Multidimensional Sparse GP

Hey! I’m trying to implement a multidimensional sparse GP but I’m unsure about the syntax for passing arguments to the marginal likelihood function. I’ve managed the following:

` with pm.Model() as model:

        ℓ = pm.HalfNormal('ℓ', sigma=5)

        lenght_scale_x = pm.HalfNormal('lenght_scale x', sigma=5)

        lenght_scale_c = pm.HalfNormal('lenght_scale c', sigma=5)

        η = pm.HalfCauchy("η", beta=5)

        cov = η**2 * \

            pm.gp.cov.Exponential(1, ls=lenght_scale_c) * \

            pm.gp.cov.Periodic(1, period=ℓ, ls=lenght_scale_x)

        σ = pm.HalfNormal("σ", sigma=0.1)

        gp = pm.gp.MarginalSparse(cov_func = cov, approx="FITC")

        # Inducing points for the sparse aproximation

        Xu = pm.Uniform("Xu",lower = 0, upper = X_1.max(),

                        shape=(10,))

        C_u = pm.Uniform("C_u",lower = 1e-8, upper = c.max(),

                shape=(10,))

        input_u = tt.concatenate([Xu, C_u], axis = 1)

        y_ = gp.marginal_likelihood("y", X=input_1, Xu=input_u, y=f_true, noise=σ)`

Which gives the following error:
ValueError: Join argument "axis" is out of range (given input dimensions)
I’ve tried transposing the arrays entering input_u and transposing input_u but it doesn’t seem to work that way.
Also, is the cov function correctly defined? I started this using a kronecker covariance and thought it would be usefull to define the cov func this way when trying to implement the sparse approximation.
Any help would be highly appreciated!

Could you describe your desired model a little more? At first glance, it looks like your covariance functions don’t have the active_dims argument specified. It appears to me that you desire to have an exponential kernel over the first dimension and a periodic kernel over the second dimension. Is that right?

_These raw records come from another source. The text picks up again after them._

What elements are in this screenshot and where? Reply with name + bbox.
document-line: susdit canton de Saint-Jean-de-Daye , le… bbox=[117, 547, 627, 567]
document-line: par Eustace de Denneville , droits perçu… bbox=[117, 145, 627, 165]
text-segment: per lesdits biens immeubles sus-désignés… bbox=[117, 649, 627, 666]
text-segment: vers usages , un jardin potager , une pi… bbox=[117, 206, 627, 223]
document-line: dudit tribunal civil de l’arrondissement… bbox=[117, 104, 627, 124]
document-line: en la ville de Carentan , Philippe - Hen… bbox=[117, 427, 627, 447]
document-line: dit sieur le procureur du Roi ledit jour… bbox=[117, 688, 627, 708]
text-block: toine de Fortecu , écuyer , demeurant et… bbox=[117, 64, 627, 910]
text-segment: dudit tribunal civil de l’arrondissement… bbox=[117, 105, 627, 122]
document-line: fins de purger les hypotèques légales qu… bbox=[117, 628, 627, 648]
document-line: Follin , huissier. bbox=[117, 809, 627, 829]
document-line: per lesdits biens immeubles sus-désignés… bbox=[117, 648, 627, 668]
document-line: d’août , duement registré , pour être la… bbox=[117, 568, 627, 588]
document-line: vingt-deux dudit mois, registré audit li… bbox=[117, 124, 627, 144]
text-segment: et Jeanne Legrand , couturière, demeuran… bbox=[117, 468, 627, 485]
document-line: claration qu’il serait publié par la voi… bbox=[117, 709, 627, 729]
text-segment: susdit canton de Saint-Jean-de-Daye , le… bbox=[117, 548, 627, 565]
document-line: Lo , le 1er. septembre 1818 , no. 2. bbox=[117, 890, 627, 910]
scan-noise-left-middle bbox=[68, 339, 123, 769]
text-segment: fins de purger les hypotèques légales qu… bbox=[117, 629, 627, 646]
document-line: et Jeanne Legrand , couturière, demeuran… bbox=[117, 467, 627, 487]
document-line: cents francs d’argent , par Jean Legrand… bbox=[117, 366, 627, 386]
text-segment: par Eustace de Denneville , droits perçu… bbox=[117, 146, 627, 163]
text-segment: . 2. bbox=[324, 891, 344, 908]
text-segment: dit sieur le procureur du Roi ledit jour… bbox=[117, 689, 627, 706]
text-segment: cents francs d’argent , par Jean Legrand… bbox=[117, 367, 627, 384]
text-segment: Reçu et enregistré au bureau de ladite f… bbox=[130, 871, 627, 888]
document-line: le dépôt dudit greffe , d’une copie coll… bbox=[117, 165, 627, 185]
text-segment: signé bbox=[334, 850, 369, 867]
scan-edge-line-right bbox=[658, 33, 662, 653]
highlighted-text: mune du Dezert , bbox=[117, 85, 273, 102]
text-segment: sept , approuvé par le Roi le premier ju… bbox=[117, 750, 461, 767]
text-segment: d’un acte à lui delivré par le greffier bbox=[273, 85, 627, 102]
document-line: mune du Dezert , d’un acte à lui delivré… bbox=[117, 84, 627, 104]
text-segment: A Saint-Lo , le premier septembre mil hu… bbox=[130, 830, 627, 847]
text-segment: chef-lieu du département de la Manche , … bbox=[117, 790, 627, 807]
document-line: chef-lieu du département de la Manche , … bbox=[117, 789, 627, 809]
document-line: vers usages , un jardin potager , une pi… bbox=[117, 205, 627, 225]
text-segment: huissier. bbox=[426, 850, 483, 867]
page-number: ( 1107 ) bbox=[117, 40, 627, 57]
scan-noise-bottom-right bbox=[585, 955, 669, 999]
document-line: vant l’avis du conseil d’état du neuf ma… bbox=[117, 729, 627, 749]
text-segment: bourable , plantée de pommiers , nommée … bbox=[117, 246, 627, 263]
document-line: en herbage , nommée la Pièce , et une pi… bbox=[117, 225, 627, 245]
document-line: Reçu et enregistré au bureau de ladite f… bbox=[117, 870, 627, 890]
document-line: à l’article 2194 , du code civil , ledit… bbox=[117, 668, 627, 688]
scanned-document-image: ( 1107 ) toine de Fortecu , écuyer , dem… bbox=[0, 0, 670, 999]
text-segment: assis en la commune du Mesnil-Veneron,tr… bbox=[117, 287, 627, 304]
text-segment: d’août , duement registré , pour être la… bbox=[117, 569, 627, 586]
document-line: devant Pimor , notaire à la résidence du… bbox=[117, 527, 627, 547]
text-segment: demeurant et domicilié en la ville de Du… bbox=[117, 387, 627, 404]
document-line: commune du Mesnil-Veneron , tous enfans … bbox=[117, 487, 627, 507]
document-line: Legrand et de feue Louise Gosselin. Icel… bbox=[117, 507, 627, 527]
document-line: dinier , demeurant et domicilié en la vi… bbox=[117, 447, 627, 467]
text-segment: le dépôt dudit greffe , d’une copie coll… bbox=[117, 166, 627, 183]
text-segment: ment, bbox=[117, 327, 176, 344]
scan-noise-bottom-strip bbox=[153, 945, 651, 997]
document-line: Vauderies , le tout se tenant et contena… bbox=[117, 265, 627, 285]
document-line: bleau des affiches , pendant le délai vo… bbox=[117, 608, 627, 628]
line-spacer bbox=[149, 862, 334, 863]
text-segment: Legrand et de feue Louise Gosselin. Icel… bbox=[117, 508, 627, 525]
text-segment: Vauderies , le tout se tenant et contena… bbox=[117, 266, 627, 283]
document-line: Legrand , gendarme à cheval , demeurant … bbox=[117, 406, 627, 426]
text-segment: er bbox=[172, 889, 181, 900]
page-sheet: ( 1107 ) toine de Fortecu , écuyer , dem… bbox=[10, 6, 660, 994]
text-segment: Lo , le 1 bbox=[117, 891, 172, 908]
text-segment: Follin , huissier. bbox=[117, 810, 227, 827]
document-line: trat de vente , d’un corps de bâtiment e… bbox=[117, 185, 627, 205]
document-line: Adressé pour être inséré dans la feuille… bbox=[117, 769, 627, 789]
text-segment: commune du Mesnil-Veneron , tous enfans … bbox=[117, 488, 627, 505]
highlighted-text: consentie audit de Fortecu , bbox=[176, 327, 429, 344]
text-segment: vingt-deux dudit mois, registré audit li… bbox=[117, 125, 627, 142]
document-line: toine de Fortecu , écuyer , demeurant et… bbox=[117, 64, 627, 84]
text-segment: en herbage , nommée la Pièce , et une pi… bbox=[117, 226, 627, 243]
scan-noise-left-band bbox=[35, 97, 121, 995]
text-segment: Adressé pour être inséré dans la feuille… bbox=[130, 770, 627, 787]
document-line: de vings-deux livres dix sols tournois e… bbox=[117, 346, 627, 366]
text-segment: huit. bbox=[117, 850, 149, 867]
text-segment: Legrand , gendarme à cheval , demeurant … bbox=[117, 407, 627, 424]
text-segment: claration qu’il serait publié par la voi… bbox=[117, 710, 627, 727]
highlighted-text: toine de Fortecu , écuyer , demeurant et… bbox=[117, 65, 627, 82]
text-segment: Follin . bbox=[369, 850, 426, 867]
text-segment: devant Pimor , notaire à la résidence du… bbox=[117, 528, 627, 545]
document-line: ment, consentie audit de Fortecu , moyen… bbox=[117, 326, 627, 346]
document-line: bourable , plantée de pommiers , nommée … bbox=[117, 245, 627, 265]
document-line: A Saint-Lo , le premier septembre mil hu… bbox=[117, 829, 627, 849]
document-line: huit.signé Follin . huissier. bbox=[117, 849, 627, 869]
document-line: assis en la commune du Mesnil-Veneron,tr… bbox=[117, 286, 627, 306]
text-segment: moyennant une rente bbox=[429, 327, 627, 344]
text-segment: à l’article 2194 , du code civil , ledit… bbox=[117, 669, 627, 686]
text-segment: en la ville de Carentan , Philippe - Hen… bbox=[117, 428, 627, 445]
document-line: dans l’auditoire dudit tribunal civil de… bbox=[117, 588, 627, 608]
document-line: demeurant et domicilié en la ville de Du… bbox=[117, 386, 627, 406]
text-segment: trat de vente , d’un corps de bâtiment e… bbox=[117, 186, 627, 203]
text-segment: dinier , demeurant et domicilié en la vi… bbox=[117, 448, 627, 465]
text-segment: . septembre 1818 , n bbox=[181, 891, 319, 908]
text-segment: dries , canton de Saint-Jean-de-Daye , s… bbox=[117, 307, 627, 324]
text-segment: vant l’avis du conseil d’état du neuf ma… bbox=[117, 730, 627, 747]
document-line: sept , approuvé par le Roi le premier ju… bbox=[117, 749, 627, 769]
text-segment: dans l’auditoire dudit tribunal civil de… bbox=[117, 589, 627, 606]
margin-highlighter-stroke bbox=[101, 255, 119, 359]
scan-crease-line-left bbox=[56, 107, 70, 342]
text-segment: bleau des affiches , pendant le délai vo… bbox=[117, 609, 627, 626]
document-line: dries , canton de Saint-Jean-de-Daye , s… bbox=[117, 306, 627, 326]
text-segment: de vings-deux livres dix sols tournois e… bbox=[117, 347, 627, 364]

Also, if you could supply some data, real or simulated so that we could run your example, that would be really helpful!

Thanks for the reply! I’m trying to calibrate a FEM model for the Euler-Bernoulli Equation using the framework by Kennedy & O’Hagan (The paper in question). The first step of the process is to obtain the parameters of a GP of the computer model with it’s dimensions being time and various physical parameters. Here I’m only trying to use the viscous dampening parameter as an extra dimension.
Since this problem is bound to scale pourly when increasing the number of dimensions being used I wanted to implement some of the methods used for improving scalling like the sparse approximation.
In the uploaded file is a reproduction of what I want to achieve with the model (using a dummy equation to generate model data)
KOH_Example.py (2.8 KB)
Thanks again!!

Bump cause of urgency! :upside_down_face:

I’ve never seen a model with latent inducing points before. Is that something that can be handled in PyMC3? @bwengals

Not sure if this is the underlying problem, but I tried adding the concatenate to KOH_example.py

    input_1 = [X_1.reshape(-1, 1), c.reshape(-1, 1)]
    input_1 = np.concatenate(input_1, axis=1)

and the model sampled after that without errors (not sure if the traces are OK). Does this help?

1 Like

Yes!! This Helps, Thanks!!!

Yep you could, the code won’t break. Not sure if it would work well though, there may be a reason it’s not common

Just to confirm if I instead want to use the kmeans algorithm I must specify a Xu object for each dimension and then concatenate both using Theano?

Yep that would work. I’d definitely try Kmeans here. You won’t need to split by dimension though, Kmeans will work just fine across Xu (barring curse of dimensionality type problems).